A quarter-century later, Douglas described his victory, witnessed by 40,000 spectators at the Big Egg and shocked TV viewers around the world, as the culmination of a long journey.

“(I’m a guy) who fought for everything he’s got and had to come up the hard way,” Douglas told The Japan Times. “Started from the bottom, because the last time I had actually fought in the amateurs was at 15 (years old), then to come back and fight again at 21 as a pro, that was pretty intense. I had to learn a lot, learn the life of a fighter again . . . and just getting back into it to the point where I became heavyweight champion.”

Three days after the fight, the Rolling Stones, opened a 10-day concert series at the indoor stadium. Greetings concertgoers at the cavernous venue on Valentine’s Day, Stones guitarist Keith Richards said, “I feel better than Mike Tyson,” according to published reports that week.
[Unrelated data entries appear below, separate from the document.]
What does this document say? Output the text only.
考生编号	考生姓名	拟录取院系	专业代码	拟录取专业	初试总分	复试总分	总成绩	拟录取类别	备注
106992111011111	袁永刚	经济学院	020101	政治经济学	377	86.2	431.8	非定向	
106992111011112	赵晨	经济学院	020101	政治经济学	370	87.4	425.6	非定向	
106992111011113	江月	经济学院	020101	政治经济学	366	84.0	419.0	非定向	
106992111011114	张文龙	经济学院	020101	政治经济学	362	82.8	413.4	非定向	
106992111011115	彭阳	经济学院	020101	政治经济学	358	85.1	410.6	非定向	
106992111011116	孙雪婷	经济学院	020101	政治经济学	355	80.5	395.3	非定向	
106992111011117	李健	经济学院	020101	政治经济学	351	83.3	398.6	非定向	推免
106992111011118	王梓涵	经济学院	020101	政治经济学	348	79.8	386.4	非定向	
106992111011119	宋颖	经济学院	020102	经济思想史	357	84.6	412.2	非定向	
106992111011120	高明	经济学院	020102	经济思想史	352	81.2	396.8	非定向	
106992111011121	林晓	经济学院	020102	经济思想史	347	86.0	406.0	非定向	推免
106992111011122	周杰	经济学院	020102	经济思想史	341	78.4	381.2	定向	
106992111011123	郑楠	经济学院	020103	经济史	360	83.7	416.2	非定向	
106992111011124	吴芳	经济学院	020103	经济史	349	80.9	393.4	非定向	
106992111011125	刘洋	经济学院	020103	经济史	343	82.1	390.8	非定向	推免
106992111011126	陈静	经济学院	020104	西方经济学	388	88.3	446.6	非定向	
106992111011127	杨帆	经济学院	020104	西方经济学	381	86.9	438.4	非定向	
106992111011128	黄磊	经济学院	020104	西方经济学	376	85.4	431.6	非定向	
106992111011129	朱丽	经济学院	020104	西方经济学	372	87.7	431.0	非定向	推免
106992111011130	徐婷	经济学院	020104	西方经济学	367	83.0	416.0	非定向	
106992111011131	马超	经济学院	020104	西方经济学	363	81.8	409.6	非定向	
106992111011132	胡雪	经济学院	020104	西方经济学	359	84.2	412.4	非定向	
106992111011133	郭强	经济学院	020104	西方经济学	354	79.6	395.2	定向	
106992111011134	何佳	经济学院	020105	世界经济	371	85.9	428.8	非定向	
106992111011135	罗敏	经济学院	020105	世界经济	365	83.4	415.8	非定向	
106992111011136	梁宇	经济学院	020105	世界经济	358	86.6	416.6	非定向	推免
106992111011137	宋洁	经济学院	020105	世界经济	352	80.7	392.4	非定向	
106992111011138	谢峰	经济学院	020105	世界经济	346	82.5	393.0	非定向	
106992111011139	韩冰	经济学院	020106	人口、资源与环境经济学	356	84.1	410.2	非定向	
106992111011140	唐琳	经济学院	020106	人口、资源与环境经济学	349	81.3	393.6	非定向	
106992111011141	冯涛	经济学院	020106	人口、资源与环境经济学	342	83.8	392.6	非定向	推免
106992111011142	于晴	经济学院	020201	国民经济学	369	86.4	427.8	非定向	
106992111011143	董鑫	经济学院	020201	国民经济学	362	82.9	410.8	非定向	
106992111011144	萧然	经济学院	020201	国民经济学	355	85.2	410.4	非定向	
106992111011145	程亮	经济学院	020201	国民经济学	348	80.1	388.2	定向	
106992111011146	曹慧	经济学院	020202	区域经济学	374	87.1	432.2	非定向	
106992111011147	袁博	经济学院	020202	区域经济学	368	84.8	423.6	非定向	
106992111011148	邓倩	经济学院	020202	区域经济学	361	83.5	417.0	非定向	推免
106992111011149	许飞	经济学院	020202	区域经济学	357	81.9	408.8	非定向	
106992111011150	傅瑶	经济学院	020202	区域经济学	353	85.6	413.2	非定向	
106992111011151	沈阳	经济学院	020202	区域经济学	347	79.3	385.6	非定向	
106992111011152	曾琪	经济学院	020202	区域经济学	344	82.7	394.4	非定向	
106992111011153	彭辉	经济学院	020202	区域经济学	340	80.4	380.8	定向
Fast forward to late January. Douglas said by phone from Columbus, Ohio, his hometown, that his systematic beatdown of Tyson excited Muhammad Ali. And when they met shortly thereafter at a charity function in West Virginia, Ali spoke about it.

“Well, what was really cool was when I met Muhammad Ali . . . and he was talking about how he was reacting during the course of the fight, and that was pretty cool, because he was one of my favorite fighters,”Douglas told The Japan Times.

How did Ali react?

“He was saying how he was jumping up while watching me fight Mike, and the things that I was doing, seeing a big heavyweight box and move, really sparked his interest. I thought that was pretty impressive,” the 54-year-old Douglas said, describing Ali as “animated” during their conversation back in the day. (Years later, author Davis Miller would reveal in his thoughtful tome on The Greatest, “Tao of Muhammad Ali,” that Douglas emulated the legend. “As an amateur,” he said, “I tried to do everything I saw Ali do. . . . Used to wear trunks like his, white with black stripes, still wear Ali tassels. Only arteests wear tassels. I learned a lot from Ali. Learned to be nice to people.”)

Douglas remains impressed with his performance against Tyson, saying if he had been a ringside judge he would’ve scored nine of 10 rounds in his favor.

The lone exception?

The eighth round, when a powerful Tyson uppercut sent him to the canvas.

“I was dominating throughout the fight. It was just that eighth round when I got caught,” Douglas said.

That proved to be a powerful wake-up call.

“I knew I just had to get back on point, and do what had got me to that point, because I had a moment of daydreaming and got caught,” Douglas recalled, “and then I realized he was really still alive because for that instant to be caught with a shot like that (showed) he was still looking. It wasn’t over.

“I started kind of thinking it was over.”

But Douglas reasserted his dominance as the ninth round progressed, landing a flurry of fast, powerful punches with both hands as he backed Tyson up against the ropes.

As soon as the round ended, HBO blow-by-blow announcer Jim Lampley called it “the most action-filled, heavy-exchange punching round of Mike Tyson’s career.”

Tyson, visibly limited by a swollen, closed left eye, paid the price for those fistic exchanges. Douglas came out on the offensive in the 10th round, In one key sequence, which signaled the beginning of the end, the 191-cm Douglas, who effectively used his left jab throughout the bout, landed pinpoint punches on Tyson’s head and battered face. One devastating uppercut catapulted his foe’s head backward and upward at the same time.

Douglas’ final-round attack was relentless. And he finished off the 180-cm weary champion with a lethal assault: a right-left-right-left combo that sent Tyson tumbling to the canvas and on his back. He fumbled for his mouthpiece as he tried to get up to beat the count, but Mexican referee Octavio Meyran grabbed ahold of Tyson and stopped the fight.

“Sustained accuracy,” Lampley declared, summarizing the effectiveness of Douglas’ punches throughout the fight.